Relationship between NaF- and thapsigargin-induced endothelium-dependent hyperpolarization in rat mesenteric artery

1 In isolated rat mesenteric artery with endothelium, NaF caused slowly developing hyperpolarization. The hyperpolarizing effect was unchanged in the presence of N-G-nitro-L-arginine (L-NOARG) and indomethacin, but was markedly reduced by high K+. In Ca2+-free medium or in the presence of Ni2+, NaF failed to produce hyperpolarization. 2 NaF-induced hyperpolarization was substantially unaffected by deferoxamine, an Al3+ chelator, okadaic acid and calyculin A, phosphatase inhibitors, and preincubation with pertussis toxin, suggesting that neither the action of fluoroaluminates as a G protein activator nor inhibition of phosphatase activity contributes to the hyperpolarizing effect. 3 The selective inhibitors of the Ca2+-pump ATPase of endoplasmic reticulum, thapsigargin and cyclopiazonic acid, elicited hyperpolarization, whose properties were very similar to those of NaF. When intracellular Ca2+ stores had been depleted with these inhibitors, NaF no longer generated hyperpolarization. 4 In Ca2+-free medium, NaF (or thapsigargin) caused a transient increase in the cytosolic Ca2+ concentration ([Ca2+](i)) in cultured porcine aortic endothelial cells, and subsequent application of thapsigargin (or NaF) failed to increase [Ca2+](i). 5 In arterial rings precontracted with phenylephrine, NaF produced endothelium-dependent relaxation followed by sustained contraction even in the presence of L-NOARG and indomethacin.
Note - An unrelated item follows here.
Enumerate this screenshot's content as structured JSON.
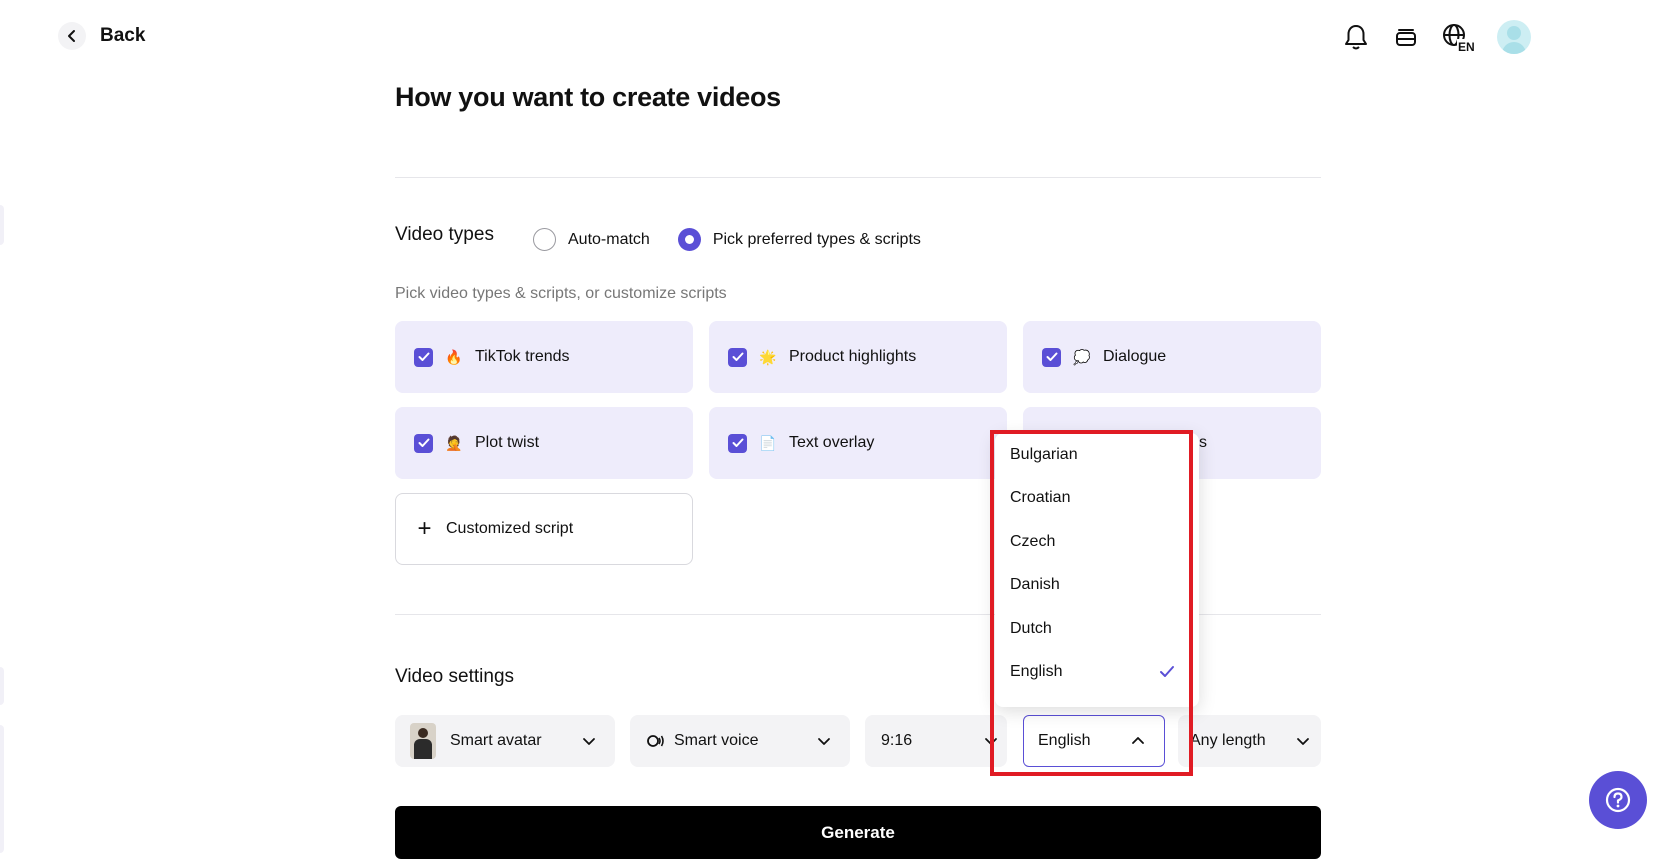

The relaxant response was abolished by high K+ or cyclopiazonic acid. 6 These results indicate that NaF causes endothelium-dependent hyperpolarization, thereby leading to smooth muscle relaxation of rat mesenteric artery. This action appears to be mediated by the promotion of Ca2+ influx into endothelial cells that can be triggered by the emptying of intracellular Ca2+ stores, as proposed for those of thapsigargin and cyclopiazonic acid.